MEPs quiz experts on tax transparency

The FISC subcommittee of the European Parliament held a hearing on Tax Transparency on Thursday 9 September with several experts and stakeholders. Dalia Grybauskaité, Co-Chair of the High-Level Panel on International Financial Accountability, Transparency and Integrity (FACTI) presented a report published in February 2021. Eelco van der Enden, Member of the Board of Directors at Global Reporting Initiative (GRI), spoke about the GRI 207 tax standard. Alan McLean, Executive Vice President Taxation and Controller at Shell explained that his company issued in 2019 a first tax contribution report and said that being more transparent has bring a lot of benefits and strengthened trust in Shell. On the contrary, Michael Jaeger, General Secretary of Taxpayers Association of Europe said that only tax administrations in the countries concerned and active EU bodies should have access to tax information, otherwise it may harm competition. Moreover, MEPs asked for feedback on the recently approved EU legislation on country by country tax reporting and how the rules should be followed up.


European banks still booking profits in tax havens

Between 2014 and 2020, the amounts declared by the main European systemic banks in tax havens have remained stable at around 20 billion euro per year respectively, despite the implementation of EU rules on country-by-country reporting for the banking sector, according to a new study published on Monday 6 September, by the European Tax Observatory. The study’s authors also applied to the profits reported by European banks in tax havens a minimum taxation as foreseen in the international corporate tax reform currently under discussion at the OECD. The tax revenues generated would be in the range of 3 to 5 billion euro, with a minimum effective tax rate of 15%, they found.

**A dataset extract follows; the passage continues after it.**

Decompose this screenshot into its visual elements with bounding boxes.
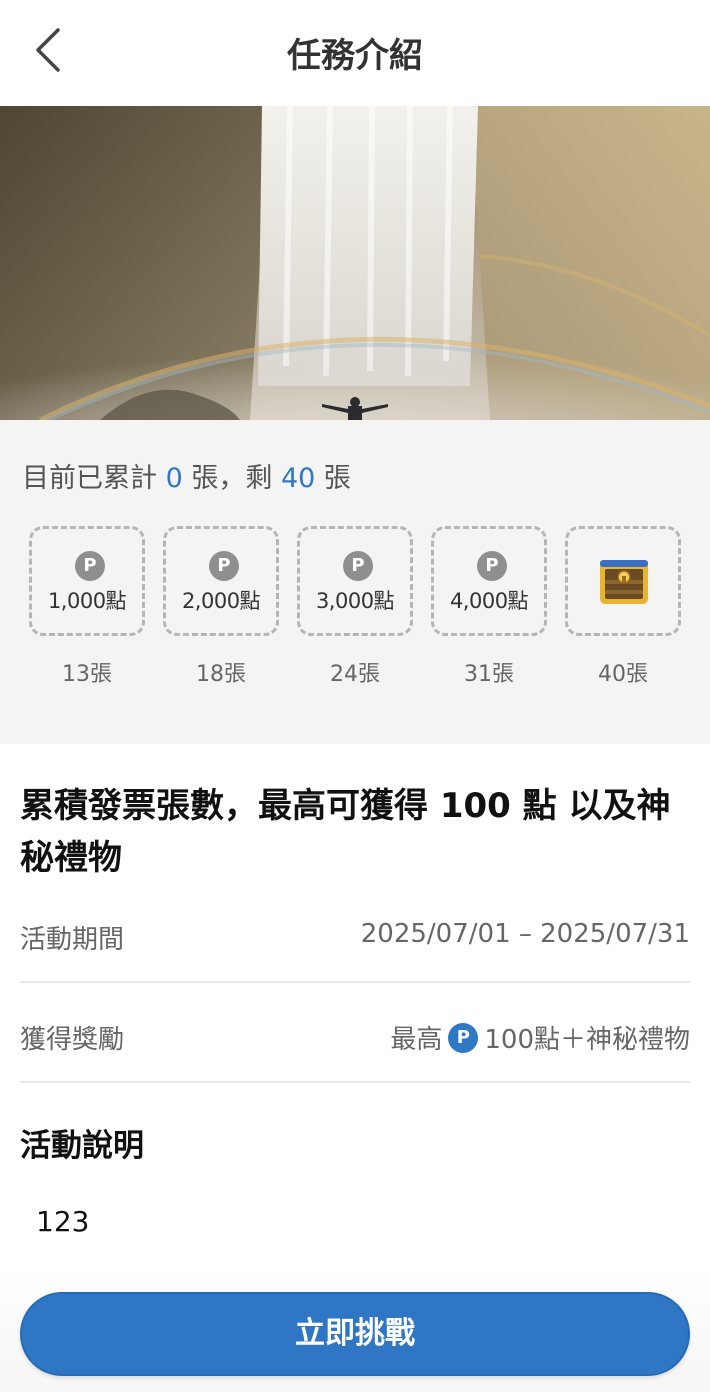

Talks in the EU Council on VAT rates are progressing

The negotiations in the EU Council on the European Commission’s 2018 proposal to give Member States the freedom to set reduced, super-reduced and zero VAT rates are progressing “well”, according to a written answer of the EU’s Tax Commissioner Paolo Gentiloni to MEP Chris MacManus (The Left, Ireland) dated 7 September. Member States are now focused on a positive list of supplies to which the reduced rates may apply rather than on a negative list as in the original proposal, he said. The EU Council Working Party on Tax Questions will discuss the proposal on 15 September. The Slovenian Presidency is planning a possible policy debate on VAT rates for the Ecofin Council of 5 October.


The 6th VAT Directive under scrutiny of MEPs

The ECON committee of the European Parliament is assessing the implementation of the 6th VAT Directive. On Monday 6 September, Olivier Chastel (Renew Europe, Belgium) published his draft report, in which he concluded that the current EU transitional VAT system is “complex, fragile in terms of tax fraud (…) and it unduly generates significant risks for businesses”. According to him, it is high time to move towards a definitive VAT regime, based on the destination principle. Consequently, his report calls on the EU Council to adopt the 2018 directive proposal on the introduction of the detailed technical measures for the operation of the definitive VAT system.


S&D group calls for a European Net Wealth Tax

The S&D group in the European Parliament called for a coordinated action to agree a European Net Wealth Tax, in a letter sent on Thursday 8 September ahead of the September 15 State of the Union (SOTEU) speech of Ursula von der Leyen. Such a tax should include a high exemption threshold, thus targeting only the wealthiest European households, with strongly progressive rates across a series of tax brackets, it explained.